2. The electromagnetic switch closing control method of intelligent load identification according to claim 1, wherein the deviation of the load power factor angle identified in the step S2 is needed to further judge the suppression condition of the inrush current, when the resistive load and the inductive load are adjusted to the optimal closing phase angle, the transient component of the current should be zero, the current formula in the closing process is simplified, and the current expression in the no inrush current is obtained as follows

And based on the above analysis, the current half-wave time of the capacitive load and the inductive load is obtained when the optimal closing phase angle for eliminating the inrush current is adjusted.

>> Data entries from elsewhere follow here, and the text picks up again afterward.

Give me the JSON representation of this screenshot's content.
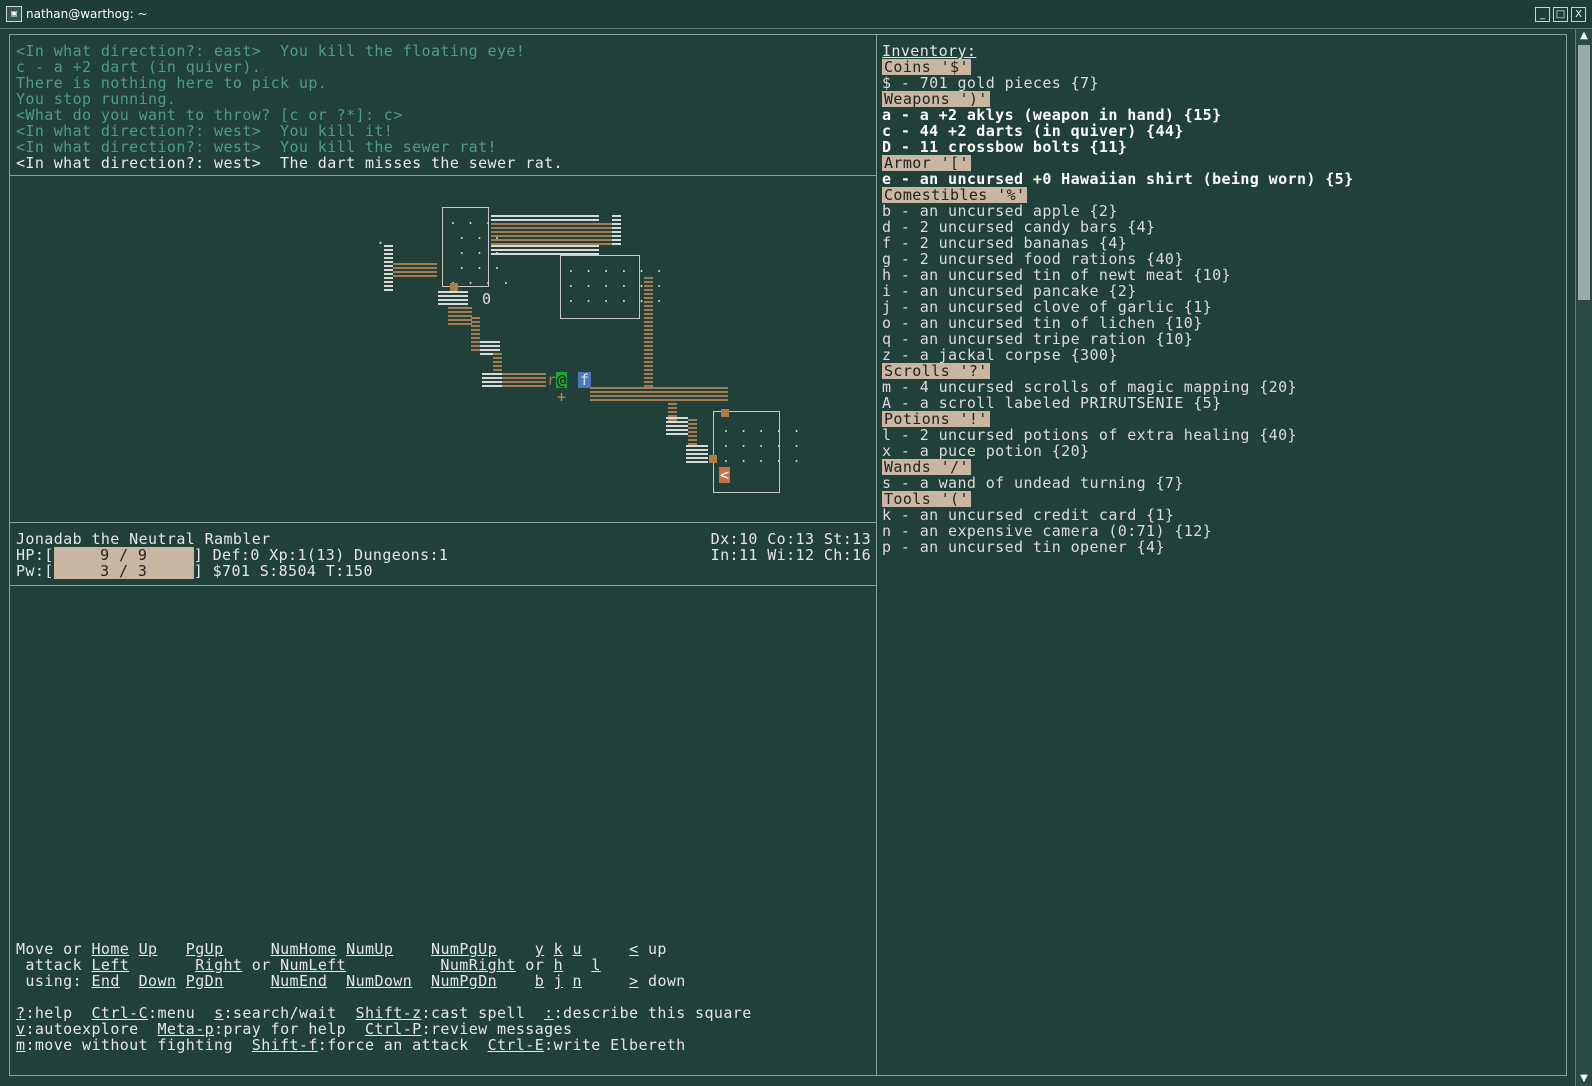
{
  "window": {
    "title": "nathan@warthog: ~",
    "controls": [
      "_",
      "□",
      "X"
    ]
  },
  "messages": [
    {
      "text": "<In what direction?: east>  You kill the floating eye!",
      "style": "old"
    },
    {
      "text": "c - a +2 dart (in quiver).",
      "style": "old"
    },
    {
      "text": "There is nothing here to pick up.",
      "style": "old"
    },
    {
      "text": "You stop running.",
      "style": "old"
    },
    {
      "text": "<What do you want to throw? [c or ?*]: c>",
      "style": "old"
    },
    {
      "text": "<In what direction?: west>  You kill it!",
      "style": "old"
    },
    {
      "text": "<In what direction?: west>  You kill the sewer rat!",
      "style": "old"
    },
    {
      "text": "<In what direction?: west>  The dart misses the sewer rat.",
      "style": "new"
    }
  ],
  "map": {
    "player": "@",
    "monster_r": "r",
    "pet": "f",
    "boulder": "0",
    "item_plus": "+",
    "stairs_up": "<",
    "dot_mark": "."
  },
  "status": {
    "name_line": "Jonadab the Neutral Rambler",
    "hp_label": "HP:[",
    "hp_value": "9 / 9",
    "hp_fraction": 1.0,
    "hp_rest": "] Def:0 Xp:1(13) Dungeons:1",
    "pw_label": "Pw:[",
    "pw_value": "3 / 3",
    "pw_fraction": 1.0,
    "pw_rest": "] $701 S:8504 T:150",
    "stats_line1": "Dx:10 Co:13 St:13",
    "stats_line2": "In:11 Wi:12 Ch:16"
  },
  "help": {
    "move_lines": [
      {
        "parts": [
          "Move or ",
          "<u>Home</u>",
          " ",
          "<u>Up</u>",
          "   ",
          "<u>PgUp</u>",
          "     ",
          "<u>NumHome</u>",
          " ",
          "<u>NumUp</u>",
          "    ",
          "<u>NumPgUp</u>",
          "    ",
          "<u>y</u>",
          " ",
          "<u>k</u>",
          " ",
          "<u>u</u>",
          "     ",
          "<u>&lt;</u>",
          " up"
        ]
      },
      {
        "parts": [
          " attack ",
          "<u>Left</u>",
          "       ",
          "<u>Right</u>",
          " or ",
          "<u>NumLeft</u>",
          "          ",
          "<u>NumRight</u>",
          " or ",
          "<u>h</u>",
          "   ",
          "<u>l</u>"
        ]
      },
      {
        "parts": [
          " using: ",
          "<u>End</u>",
          "  ",
          "<u>Down</u>",
          " ",
          "<u>PgDn</u>",
          "     ",
          "<u>NumEnd</u>",
          "  ",
          "<u>NumDown</u>",
          "  ",
          "<u>NumPgDn</u>",
          "    ",
          "<u>b</u>",
          " ",
          "<u>j</u>",
          " ",
          "<u>n</u>",
          "     ",
          "<u>&gt;</u>",
          " down"
        ]
      }
    ],
    "cmd_lines": [
      {
        "parts": [
          "<u>?</u>",
          ":help  ",
          "<u>Ctrl-C</u>",
          ":menu  ",
          "<u>s</u>",
          ":search/wait  ",
          "<u>Shift-z</u>",
          ":cast spell  ",
          "<u>:</u>",
          ":describe this square"
        ]
      },
      {
        "parts": [
          "<u>v</u>",
          ":autoexplore  ",
          "<u>Meta-p</u>",
          ":pray for help  ",
          "<u>Ctrl-P</u>",
          ":review messages"
        ]
      },
      {
        "parts": [
          "<u>m</u>",
          ":move without fighting  ",
          "<u>Shift-f</u>",
          ":force an attack  ",
          "<u>Ctrl-E</u>",
          ":write Elbereth"
        ]
      }
    ]
  },
  "inventory": {
    "title": "Inventory:",
    "categories": [
      {
        "name": "Coins '$'",
        "items": [
          "$ - 701 gold pieces {7}"
        ],
        "bright": false
      },
      {
        "name": "Weapons ')'",
        "items": [
          "a - a +2 aklys (weapon in hand) {15}",
          "c - 44 +2 darts (in quiver) {44}",
          "D - 11 crossbow bolts {11}"
        ],
        "bright": true
      },
      {
        "name": "Armor '['",
        "items": [
          "e - an uncursed +0 Hawaiian shirt (being worn) {5}"
        ],
        "bright": true
      },
      {
        "name": "Comestibles '%'",
        "items": [
          "b - an uncursed apple {2}",
          "d - 2 uncursed candy bars {4}",
          "f - 2 uncursed bananas {4}",
          "g - 2 uncursed food rations {40}",
          "h - an uncursed tin of newt meat {10}",
          "i - an uncursed pancake {2}",
          "j - an uncursed clove of garlic {1}",
          "o - an uncursed tin of lichen {10}",
          "q - an uncursed tripe ration {10}",
          "z - a jackal corpse {300}"
        ],
        "bright": false
      },
      {
        "name": "Scrolls '?'",
        "items": [
          "m - 4 uncursed scrolls of magic mapping {20}",
          "A - a scroll labeled PRIRUTSENIE {5}"
        ],
        "bright": false
      },
      {
        "name": "Potions '!'",
        "items": [
          "l - 2 uncursed potions of extra healing {40}",
          "x - a puce potion {20}"
        ],
        "bright": false
      },
      {
        "name": "Wands '/'",
        "items": [
          "s - a wand of undead turning {7}"
        ],
        "bright": false
      },
      {
        "name": "Tools '('",
        "items": [
          "k - an uncursed credit card {1}",
          "n - an expensive camera (0:71) {12}",
          "p - an uncursed tin opener {4}"
        ],
        "bright": false
      }
    ]
  },
  "colors": {
    "background": "#21403a",
    "message_old": "#4e9c8c",
    "category_bg": "#c9b6a2",
    "corridor": "#a67c52",
    "player_bg": "#1fa63a",
    "pet_bg": "#4a78b8"
  }
}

3. The electromagnetic switch closing control method of the intelligent load identification according to claim 1, wherein the step S4 is specifically: when the power supply of the coil control loop is normal, the coil control loop is recorded as t0 to send out a power-on preparation signal, then the voltage zero point of the contact loop is detected, and when t ₁ After detecting the contact voltage zero point at any time, entering an action delay program to delay time t _d ＝t ₂ -t ₁ 。